Following a separation, a Parenting Order is a legal mechanism used to break a deadlock when parents cannot agree on an appropriate parenting arrangement for their children. In this week’s blog, we’re going to examine the basics of a tool we’d consider the last resort for parents who cannot, or will not, come together for a mutually beneficial decision.
Whenever we talk about the children of a separation, we return to a phrase you’ve likely heard us use time and again – “the best interests of the child.” When a couple separates, they typically remain the people best placed to decide on what constitutes the best interests of the child in question according to the federal Divorce Act and the BC Family Law Act. Unfortunately, during acrimonious separations, they often can’t come together to make a decision.
In our first paragraph, we referred to a Parenting Order as something we’d consider a ‘last resort’ for disagreements. Before you turn to this option, here are several others to consider:
- Try to reach an agreement with the former spouse on a parenting schedule that works for everyone
- Enlist the help of a trusted friend or counsellor to resolve the issue
- Seek professional help from a Mediator, Family Justice Counsellor or Parenting Coordinator
- Turn to a family lawyer and begin the Parenting Order process
The Two Types of Parenting Orders
After all other avenues have been explored, a family lawyer can assist in securing a Parenting Order. This legal document comes in two varieties – an Interim Parenting Order, and a Final Parenting Order. Let’s take a look at what these terms mean:
Interim Parenting Order
Upon the commencement of a court action, a parent may make a temporary application to the court for “interim parenting time” while the sometimes-lengthy process unfolds. This temporary measure exists as a stop-gap to ensure visitation rights are protected while the legal process unfolds. Interim Parenting Orders are subject to change.
Final Parenting Order
A Final Parenting Order represents the final decision of the court upon review of all the relevant evidence.

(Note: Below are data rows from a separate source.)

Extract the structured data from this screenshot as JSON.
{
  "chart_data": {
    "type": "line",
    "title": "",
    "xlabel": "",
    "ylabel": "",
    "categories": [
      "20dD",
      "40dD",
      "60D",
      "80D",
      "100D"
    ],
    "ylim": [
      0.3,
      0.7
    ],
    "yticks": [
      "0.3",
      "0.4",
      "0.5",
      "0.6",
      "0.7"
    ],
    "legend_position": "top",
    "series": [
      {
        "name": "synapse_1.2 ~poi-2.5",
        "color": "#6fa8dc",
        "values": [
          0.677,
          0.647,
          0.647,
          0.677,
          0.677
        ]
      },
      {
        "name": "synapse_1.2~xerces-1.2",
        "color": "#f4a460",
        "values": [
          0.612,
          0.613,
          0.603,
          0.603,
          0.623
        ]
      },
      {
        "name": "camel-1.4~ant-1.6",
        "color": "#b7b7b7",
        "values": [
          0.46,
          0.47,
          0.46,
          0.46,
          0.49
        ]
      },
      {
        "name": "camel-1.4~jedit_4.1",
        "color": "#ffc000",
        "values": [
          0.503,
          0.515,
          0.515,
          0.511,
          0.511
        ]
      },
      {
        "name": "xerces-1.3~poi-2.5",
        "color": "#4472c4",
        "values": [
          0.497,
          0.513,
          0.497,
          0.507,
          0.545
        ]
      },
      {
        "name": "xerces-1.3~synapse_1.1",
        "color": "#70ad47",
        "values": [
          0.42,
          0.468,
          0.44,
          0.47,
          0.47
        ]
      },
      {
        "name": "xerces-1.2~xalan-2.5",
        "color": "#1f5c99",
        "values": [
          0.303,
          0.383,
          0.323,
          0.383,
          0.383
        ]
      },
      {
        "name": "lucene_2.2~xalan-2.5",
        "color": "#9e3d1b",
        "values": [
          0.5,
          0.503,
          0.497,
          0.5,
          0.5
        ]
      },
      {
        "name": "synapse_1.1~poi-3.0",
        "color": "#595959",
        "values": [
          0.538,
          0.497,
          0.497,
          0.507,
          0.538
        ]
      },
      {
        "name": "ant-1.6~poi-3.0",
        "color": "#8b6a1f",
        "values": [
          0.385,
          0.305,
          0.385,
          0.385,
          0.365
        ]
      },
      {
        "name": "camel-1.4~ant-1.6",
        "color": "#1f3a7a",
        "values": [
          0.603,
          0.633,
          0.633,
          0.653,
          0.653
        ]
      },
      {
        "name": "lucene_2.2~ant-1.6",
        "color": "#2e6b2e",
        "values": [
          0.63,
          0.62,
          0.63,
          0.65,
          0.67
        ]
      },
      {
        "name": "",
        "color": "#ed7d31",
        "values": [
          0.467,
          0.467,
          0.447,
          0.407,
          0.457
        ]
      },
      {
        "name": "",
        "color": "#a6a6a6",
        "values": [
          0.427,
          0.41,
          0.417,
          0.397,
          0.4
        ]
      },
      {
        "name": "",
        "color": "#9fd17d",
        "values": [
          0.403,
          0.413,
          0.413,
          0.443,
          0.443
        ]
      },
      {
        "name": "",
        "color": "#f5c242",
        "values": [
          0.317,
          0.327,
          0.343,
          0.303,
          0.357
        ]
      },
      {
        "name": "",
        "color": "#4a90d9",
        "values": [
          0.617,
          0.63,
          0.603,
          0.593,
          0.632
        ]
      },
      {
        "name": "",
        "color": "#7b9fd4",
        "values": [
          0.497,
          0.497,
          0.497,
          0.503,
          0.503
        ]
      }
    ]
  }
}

It typically concludes the process and can only be changed if there is a “material change in circumstances” between the two parties. An example of this is if a parent can no longer fulfill their obligations regarding parenting time.
How to Obtain a Parenting Order
The process begins by enlisting the services of a family law expert. The team here at Westside Family Law have years of experience in these kinds of cases, and we’ll be happy to meet and discuss your unique situation.
Your lawyer will make a court application for orders about parenting time. Unfortunately, the wait for these cases can be lengthy, and it can easily take over a year from the beginning of the process to the date of the trial.